Ce flingue a littéralement la taille d'un grille-pain.


Regarder Spawn aujourd’hui, c’est visualiser la façon dont on adaptait les comics au cinéma à l’époque. En 1997, on est cinq ans avant Sam Raimi et son incroyable Spiderman. Et seulement trois ans nous séparent de X-men avec son trio d’acteurs gagnants (Jackman, Stewart et McKellen). On est clairement dans une période où les studios ne cherche pas vraiment à comprendre ce qu'ils veulent adapter. On produit des adaptations navrantes en rêvant sans doute au succès d’un Men in Black, ou bien d'un Time Cop avec Jean-Claude Van Damme, qui est rappelons-le aussi issu d'un comic. On privilégie la forme au lieu du fond, on se pince le nez en regardant les fans, prétextant que ce n’est pas vraiment nécessaire de les écouter (notons ironiquement à quel point les rôles s’inverseront trente ans plus tard).

Le film essaye quand même de coller visuellement avec certains personnages secondaires...

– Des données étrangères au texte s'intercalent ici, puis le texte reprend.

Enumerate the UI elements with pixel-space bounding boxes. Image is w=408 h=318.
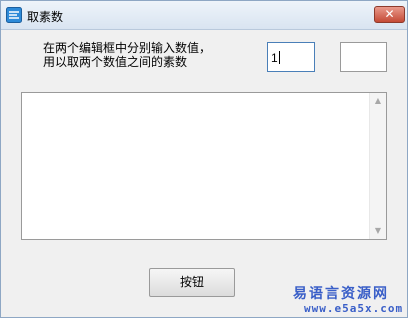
second-number-input[interactable] — [340, 42, 387, 72]
scroll-down-arrow-icon[interactable]: ▼ — [370, 223, 386, 239]
main-window: 取素数 ✕ 在两个编辑框中分别输入数值， 用以取两个数值之间的素数 1 ▲ ▼ … — [0, 0, 408, 318]
first-number-input[interactable]: 1 — [267, 42, 315, 72]
close-icon: ✕ — [384, 7, 395, 21]
close-button[interactable]: ✕ — [374, 6, 405, 23]
app-icon — [6, 7, 22, 23]
instruction-line-2: 用以取两个数值之间的素数 — [43, 55, 188, 69]
scroll-up-arrow-icon[interactable]: ▲ — [370, 93, 386, 109]
title-bar[interactable]: 取素数 ✕ — [1, 1, 407, 30]
window-title: 取素数 — [27, 10, 64, 24]
vertical-scrollbar[interactable]: ▲ ▼ — [369, 93, 386, 239]
instruction-text: 在两个编辑框中分别输入数值， 用以取两个数值之间的素数 — [43, 41, 253, 69]
instruction-line-1: 在两个编辑框中分别输入数值， — [43, 41, 212, 55]
watermark-site-name: 易语言资源网 — [293, 286, 389, 302]
first-number-value: 1 — [271, 51, 278, 65]
text-caret — [278, 51, 280, 64]
watermark-url: www.e5a5x.com — [304, 302, 404, 315]
action-button[interactable]: 按钮 — [149, 268, 235, 297]
result-textarea[interactable]: ▲ ▼ — [21, 92, 387, 240]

...via quelques caméos, avec notamment les flics Sam et Twitch (qui vivront leurs propres histoires ensuite).


Quelque part, dans le spectre des adaptations allant de la série B honnête sans vraiment de budget (comme Le Punisher de 1989) aux véritables arnaques filmiques (Les 4 Fantastiques par Roger Corman) se trouve Spawn. Raté sur le fond, fauché sur la forme et – avec ses tics de réalisation et sa musique – baignant dans un jus « milieu des années 90 » bien épais. Un film sûrement dépassé par l’aura de son personnage d’origine, donnant envie de secouer grandement la tête autant qu’il donne envie de rire.

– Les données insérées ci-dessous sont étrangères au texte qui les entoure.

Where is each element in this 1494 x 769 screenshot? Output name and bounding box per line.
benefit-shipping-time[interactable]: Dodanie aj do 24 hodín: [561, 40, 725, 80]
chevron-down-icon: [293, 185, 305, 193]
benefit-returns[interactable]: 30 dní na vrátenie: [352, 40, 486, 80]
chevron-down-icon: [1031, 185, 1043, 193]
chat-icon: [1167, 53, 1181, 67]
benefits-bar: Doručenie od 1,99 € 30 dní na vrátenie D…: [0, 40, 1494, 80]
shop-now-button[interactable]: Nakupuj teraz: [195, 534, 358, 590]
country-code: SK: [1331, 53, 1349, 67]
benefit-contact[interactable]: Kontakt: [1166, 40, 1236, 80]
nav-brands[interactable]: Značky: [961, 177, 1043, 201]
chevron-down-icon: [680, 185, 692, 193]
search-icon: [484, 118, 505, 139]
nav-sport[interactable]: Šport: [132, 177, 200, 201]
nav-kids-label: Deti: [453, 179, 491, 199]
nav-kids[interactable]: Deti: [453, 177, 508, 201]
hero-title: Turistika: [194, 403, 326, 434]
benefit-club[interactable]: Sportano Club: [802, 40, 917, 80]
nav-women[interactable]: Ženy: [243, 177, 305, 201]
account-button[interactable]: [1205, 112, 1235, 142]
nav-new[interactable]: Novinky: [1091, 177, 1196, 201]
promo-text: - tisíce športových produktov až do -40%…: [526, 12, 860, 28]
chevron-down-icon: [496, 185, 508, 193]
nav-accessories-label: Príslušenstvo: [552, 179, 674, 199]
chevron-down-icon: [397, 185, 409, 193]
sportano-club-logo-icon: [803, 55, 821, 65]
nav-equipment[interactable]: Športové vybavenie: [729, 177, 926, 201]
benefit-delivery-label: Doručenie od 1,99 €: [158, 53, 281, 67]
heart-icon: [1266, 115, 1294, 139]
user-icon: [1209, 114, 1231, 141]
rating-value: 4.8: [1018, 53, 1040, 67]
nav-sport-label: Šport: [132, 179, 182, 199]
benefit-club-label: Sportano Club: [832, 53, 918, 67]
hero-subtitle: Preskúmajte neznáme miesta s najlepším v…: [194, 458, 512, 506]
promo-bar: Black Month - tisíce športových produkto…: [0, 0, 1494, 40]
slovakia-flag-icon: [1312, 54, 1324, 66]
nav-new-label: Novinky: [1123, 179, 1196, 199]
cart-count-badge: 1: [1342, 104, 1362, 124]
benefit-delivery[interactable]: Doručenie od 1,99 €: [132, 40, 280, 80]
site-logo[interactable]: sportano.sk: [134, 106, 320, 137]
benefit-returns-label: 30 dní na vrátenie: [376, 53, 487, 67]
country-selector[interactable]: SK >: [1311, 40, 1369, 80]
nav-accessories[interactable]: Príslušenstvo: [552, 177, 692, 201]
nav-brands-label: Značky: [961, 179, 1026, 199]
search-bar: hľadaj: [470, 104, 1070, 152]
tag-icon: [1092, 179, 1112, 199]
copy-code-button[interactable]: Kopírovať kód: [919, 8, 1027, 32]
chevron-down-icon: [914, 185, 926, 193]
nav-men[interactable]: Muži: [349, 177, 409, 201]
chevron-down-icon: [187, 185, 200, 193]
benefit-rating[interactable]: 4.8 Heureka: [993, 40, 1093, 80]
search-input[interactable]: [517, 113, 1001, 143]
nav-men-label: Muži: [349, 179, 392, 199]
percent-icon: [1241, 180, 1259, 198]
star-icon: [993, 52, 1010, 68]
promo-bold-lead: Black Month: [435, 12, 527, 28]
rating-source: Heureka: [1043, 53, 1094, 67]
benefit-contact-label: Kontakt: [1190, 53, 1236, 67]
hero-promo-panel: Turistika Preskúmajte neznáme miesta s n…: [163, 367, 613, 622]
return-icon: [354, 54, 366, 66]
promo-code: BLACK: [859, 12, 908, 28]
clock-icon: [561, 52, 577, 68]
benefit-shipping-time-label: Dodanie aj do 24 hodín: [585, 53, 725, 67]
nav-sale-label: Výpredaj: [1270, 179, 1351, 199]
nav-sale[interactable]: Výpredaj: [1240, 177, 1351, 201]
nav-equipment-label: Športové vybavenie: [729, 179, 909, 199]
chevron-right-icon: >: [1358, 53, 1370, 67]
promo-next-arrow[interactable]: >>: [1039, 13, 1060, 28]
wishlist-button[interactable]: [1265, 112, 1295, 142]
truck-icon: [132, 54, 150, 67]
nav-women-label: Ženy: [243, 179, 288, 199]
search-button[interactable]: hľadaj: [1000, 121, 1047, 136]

Sauf pour les fans du comics à l’époque bien sûr. Ces fans que je salue ici et qui ont sans doute appris ou compris la morale de l’histoire bien avant celles et ceux qui reviendront Day One de leur séance de La Menace Fantôme ou d’Indiana Jones 4 : il ne faut jamais sous-estimer le pouvoir des studios à vous faire de la peine.

La misère du film en un détail : coller de travers une étiquette mal découpée sur le CD d'une organisation gouvernementale censée être bourrée de fric.

 

Et un grand merci à Alex Nikolavitch et à Julie Le Baron.

- Wallflowers -
Moyenne : 2.50 / 5
Wallflowers
NOTE
3/ 5
Kobal
NOTE
2/ 5
Rico
NOTE
2.5/ 5

Cote de rareté - 1/ Courant

Barème de notation

En 2021 est sorti le blu-ray "Metropolitan Vidéo" remasterisé Director's Cut avec une piste française. Trouvable un peu partout, il dispose en outre d'un Making of, d'une interview de l’auteur de la bande-dessinée, de scènes coupées et de la bande-annonce du film.

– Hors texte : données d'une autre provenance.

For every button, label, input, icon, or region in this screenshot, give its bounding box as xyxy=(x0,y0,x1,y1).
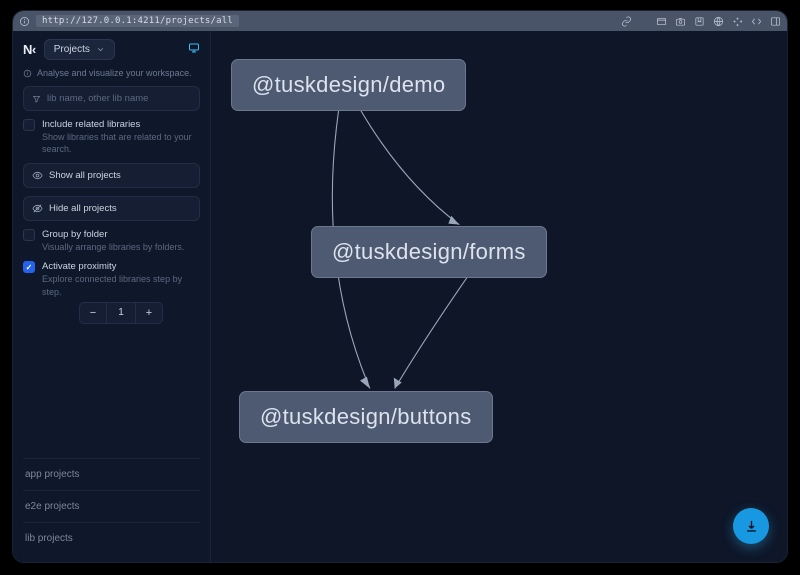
info-icon xyxy=(23,69,32,78)
search-input[interactable] xyxy=(47,93,191,104)
download-button[interactable] xyxy=(733,508,769,544)
download-icon xyxy=(744,519,759,534)
include-related-checkbox[interactable] xyxy=(23,119,35,131)
filter-icon xyxy=(32,94,41,104)
section-e2e-projects[interactable]: e2e projects xyxy=(23,490,200,522)
hide-all-button[interactable]: Hide all projects xyxy=(23,196,200,221)
chevron-down-icon xyxy=(96,45,105,54)
projects-dropdown[interactable]: Projects xyxy=(44,39,115,60)
url-text[interactable]: http://127.0.0.1:4211/projects/all xyxy=(36,15,239,27)
section-app-projects[interactable]: app projects xyxy=(23,458,200,490)
dependency-graph[interactable]: @tuskdesign/demo @tuskdesign/forms @tusk… xyxy=(211,31,787,562)
workspace-hint: Analyse and visualize your workspace. xyxy=(23,68,200,78)
graph-node-demo[interactable]: @tuskdesign/demo xyxy=(231,59,466,111)
window-icon[interactable] xyxy=(656,16,667,27)
eye-off-icon xyxy=(32,203,43,214)
proximity-decrement[interactable]: − xyxy=(79,302,107,324)
monitor-icon[interactable] xyxy=(188,42,200,57)
extension-icon[interactable] xyxy=(732,16,743,27)
eye-icon xyxy=(32,170,43,181)
include-related-option[interactable]: Include related libraries Show libraries… xyxy=(23,119,200,155)
link-icon[interactable] xyxy=(621,16,632,27)
activate-proximity-option[interactable]: Activate proximity Explore connected lib… xyxy=(23,261,200,323)
activate-proximity-checkbox[interactable] xyxy=(23,261,35,273)
app-window: http://127.0.0.1:4211/projects/all N‹ Pr… xyxy=(12,10,788,563)
graph-node-buttons[interactable]: @tuskdesign/buttons xyxy=(239,391,493,443)
devtools-icon[interactable] xyxy=(751,16,762,27)
camera-icon[interactable] xyxy=(675,16,686,27)
proximity-value: 1 xyxy=(107,302,135,324)
proximity-increment[interactable]: + xyxy=(135,302,163,324)
sidebar-toggle-icon[interactable] xyxy=(770,16,781,27)
proximity-stepper: − 1 + xyxy=(42,302,200,324)
browser-url-bar: http://127.0.0.1:4211/projects/all xyxy=(13,11,787,31)
search-input-wrapper[interactable] xyxy=(23,86,200,111)
globe-icon[interactable] xyxy=(713,16,724,27)
bookmark-icon[interactable] xyxy=(694,16,705,27)
projects-dropdown-label: Projects xyxy=(54,44,90,55)
group-by-folder-checkbox[interactable] xyxy=(23,229,35,241)
section-lib-projects[interactable]: lib projects xyxy=(23,522,200,554)
group-by-folder-option[interactable]: Group by folder Visually arrange librari… xyxy=(23,229,200,253)
nx-logo: N‹ xyxy=(23,42,36,57)
graph-node-forms[interactable]: @tuskdesign/forms xyxy=(311,226,547,278)
show-all-button[interactable]: Show all projects xyxy=(23,163,200,188)
sidebar: N‹ Projects Analyse and visualize your w… xyxy=(13,31,211,562)
info-icon[interactable] xyxy=(19,16,30,27)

Attention de ne pas vous tromper à la commande, il existe sous un autre visuel qui semble être celui d'un blu-ray ayant des pistes son allemande et italienne. Bon, vous saurez du coup que "Spawn" en anglais ça se prononce pareil en allemand.

 

La version remasterisée est aussi étalonnée différemment...



...et fait appel à de vains subterfuges pour masquer la misère des FX... notamment en zoomant n'importe comment pour éviter d'en voir trop.